Special Relativity – Could the Speed of Causality Be Faster Than c?

causalityfaster-than-lightinformationspecial-relativityspeed-of-light

The other day my son (13) asked me whether it was possible that light went very slightly slower than our best measured $c$, and at the same time had a very tiny mass, but we aren't able to measure these because they are so small. Although I told him that I didn't think that that was possible or made sense, it got me to thinking along a related trajectory:

We think of $c$ as the speed of light but really it's the speed of universal causality/information (I'll just say "causality", but you can read both). In fact, $c$ isn't just for light; it's the speed of any massless wave, right? So what if the actual limit of causality isn't $c$, but that's just the fastest speed that we know of things happening causally in the known universe.
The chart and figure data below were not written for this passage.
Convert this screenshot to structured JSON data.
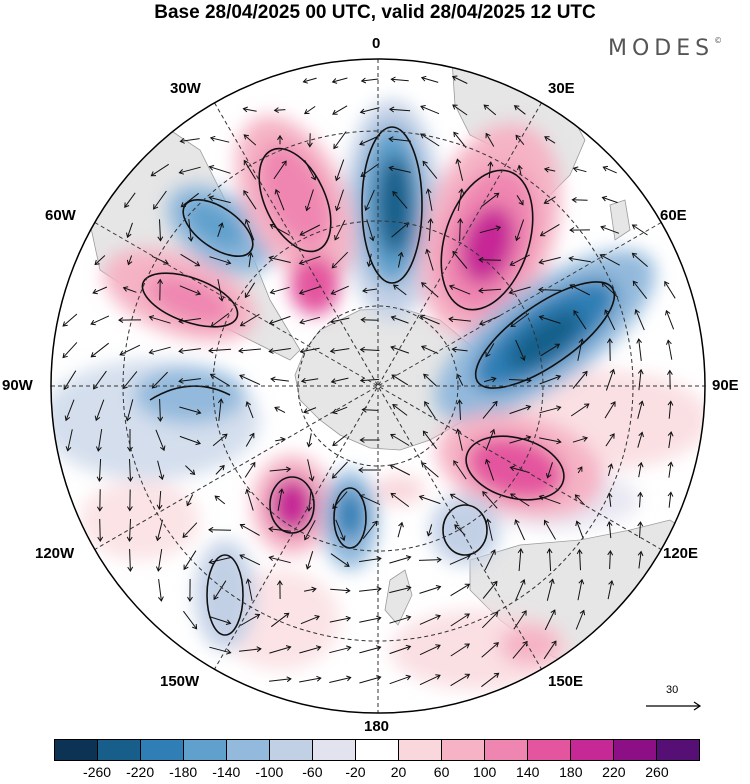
{
  "title": "Base 28/04/2025 00 UTC, valid 28/04/2025 12 UTC",
  "brand": "MODES",
  "brand_mark": "©",
  "meridian_labels": {
    "m0": "0",
    "m30e": "30E",
    "m60e": "60E",
    "m90e": "90E",
    "m120e": "120E",
    "m150e": "150E",
    "m180": "180",
    "m150w": "150W",
    "m120w": "120W",
    "m90w": "90W",
    "m60w": "60W",
    "m30w": "30W"
  },
  "reference_vector": "30",
  "colorbar": {
    "ticks": [
      "-260",
      "-220",
      "-180",
      "-140",
      "-100",
      "-60",
      "-20",
      "20",
      "60",
      "100",
      "140",
      "180",
      "220",
      "260"
    ],
    "colors": [
      "#0c3354",
      "#175e8a",
      "#2f7fb6",
      "#5fa0cc",
      "#93b9dc",
      "#c2d0e6",
      "#e3e2ef",
      "#ffffff",
      "#f9d7dc",
      "#f5b3c5",
      "#ef86b1",
      "#e4559f",
      "#c62896",
      "#8c0f86",
      "#560f74"
    ]
  },
  "map": {
    "projection": "polar stereographic (south pole)",
    "anomalies": [
      {
        "sign": "negative",
        "level": -200,
        "location": "near 0 meridian"
      },
      {
        "sign": "positive",
        "level": 220,
        "location": "30E-45E"
      },
      {
        "sign": "negative",
        "level": -180,
        "location": "60E-80E"
      },
      {
        "sign": "positive",
        "level": 180,
        "location": "100E-110E"
      },
      {
        "sign": "negative",
        "level": -120,
        "location": "40W"
      },
      {
        "sign": "positive",
        "level": 140,
        "location": "20W"
      },
      {
        "sign": "positive",
        "level": 140,
        "location": "60W-70W"
      },
      {
        "sign": "negative",
        "level": -100,
        "location": "90W"
      },
      {
        "sign": "positive",
        "level": 220,
        "location": "150W-160W"
      },
      {
        "sign": "negative",
        "level": -140,
        "location": "170E-180"
      },
      {
        "sign": "negative",
        "level": -60,
        "location": "130W"
      },
      {
        "sign": "negative",
        "level": -60,
        "location": "140E"
      }
    ]
  }
}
Maybe the actual speed limit of causality is significantly faster than $c$, and we just don't know of anything that goes faster than $c$ (maybe disentanglement?)

Best Answer

The $c$ that appears in the equations of relativity (including the famous $E = m c^2$ is the speed of causality. This is the special, unique speed that is the same for all observers regardless of their relative motions. Because it is the same for all observers, it acts as a scale factor linking space and time.

Only one such unique speed can exist, and there have been many measurements of it. It is certainly possible that this is not the speed of light; as your son suggested, it's conceivable that light has a tiny mass and hence moves slightly slower than $c$. But the relativistic $c$ (speed of causality/maximum speed) can't be significantly different from the speed of light or we would have noticed it, e.g. in particle accelerators (where things are moving very close to the maximum possible speed). And as other commentators have pointed out, there are very good theoretical reasons to suppose that light is massless and hence the speed of light is the speed of causality.